Indústria discute acesso a remédio de cannabis pelo SUS

A judicialização no mercado de cannabis medicinal pressiona o governa a liberação de remédios

ÃO PAULO, SP (FOLHAPRESS) – O caminho da judicialização praticado no mercado de cannabis medicinal no país começa a esbarrar na pressão de um grupo de empresas que passou a ver na questão uma ameaça à concorrência.

De 2019 a 2021, subiu 455% a despesa da Secretaria de Saúde de SP com as ações judiciais de pacientes que obrigam o estado a bancar os tratamentos com remédio de maconha, segundo estudo da BRCann (associação do setor) e da frente parlamentar em defesa da indústria na Alesp.

Ainda conforme o estudo, o governo gastou quase R$ 20 milhões no ano passado com a aquisição de remédios de cannabis por determinação judicial. Além da preocupação com o custo sobre o estado, uma parte do mercado avalia que a judicialização pode estar beneficiando algumas empresas em detrimento de outras, o que prejudica a concorrência.

Para resolver o problema, a ideia em projeto de lei é que o estado comprasse e fizesse a distribuição do tratamento a base de cannabis pelo SUS, segundo o deputado Sergio Victor (Partido Novo).

“Isso permite que o estado se programe e faça compras melhores e possa ajudar mais gente nessas compras. Hoje, o estado já gasta uma grande quantia de dinheiro anual via judicialização. A gente quer que isso entre no Orçamento”, diz Victor.

Ele afirma que entre janeiro de 2019 e outubro de 2021, o estado gastou mais de R$ 38 milhões com importação de derivados de cannabis para fins medicinais para cumprir as decisões judiciais.
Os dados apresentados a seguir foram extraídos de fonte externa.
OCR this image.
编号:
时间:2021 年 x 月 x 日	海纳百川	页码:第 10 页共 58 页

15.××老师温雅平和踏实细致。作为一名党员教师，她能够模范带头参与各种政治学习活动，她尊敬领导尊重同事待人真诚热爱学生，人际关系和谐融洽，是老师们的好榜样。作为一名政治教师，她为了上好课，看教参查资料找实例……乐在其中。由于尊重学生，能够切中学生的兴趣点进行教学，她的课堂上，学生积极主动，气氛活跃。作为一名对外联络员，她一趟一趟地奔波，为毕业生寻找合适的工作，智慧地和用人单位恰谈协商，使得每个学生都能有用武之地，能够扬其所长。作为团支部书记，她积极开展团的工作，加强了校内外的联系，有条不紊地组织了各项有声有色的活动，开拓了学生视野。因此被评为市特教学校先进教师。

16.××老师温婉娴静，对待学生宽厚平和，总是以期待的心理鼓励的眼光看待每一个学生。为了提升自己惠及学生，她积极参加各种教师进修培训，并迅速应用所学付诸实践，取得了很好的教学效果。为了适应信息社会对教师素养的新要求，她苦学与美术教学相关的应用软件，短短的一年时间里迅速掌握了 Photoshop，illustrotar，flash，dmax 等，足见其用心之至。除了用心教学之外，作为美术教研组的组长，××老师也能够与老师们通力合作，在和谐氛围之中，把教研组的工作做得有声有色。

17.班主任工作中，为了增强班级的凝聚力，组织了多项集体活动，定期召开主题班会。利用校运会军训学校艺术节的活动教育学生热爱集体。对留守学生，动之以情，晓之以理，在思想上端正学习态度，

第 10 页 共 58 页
“Se abrisse processo licitatório e pudesse fazer uma compra de forma adequada, poderia comprar mais barato. Quando vem via judicialização, o estado tem que cumprir a medida. E na ação judicial, às vezes, a gente tem visto que a quantidade comprada para cada paciente fica acima do que o tratamento exige. Se o estado tiver o acompanhamento do tratamento, pode fazer compras melhores para atender os pacientes”, diz o deputado.

Tarso Araújo, diretor da BRCann, diz que o debate na Alesp pode ajudar a expandir o atendimento a outros pacientes que não têm acesso à judicialização para conseguir seus tratamentos com os canabinoides.

“O aumento das despesas da secretaria de saúde com estes produtos é o principal sintoma de que necessitamos de uma política para ampliação do acesso”, afirma.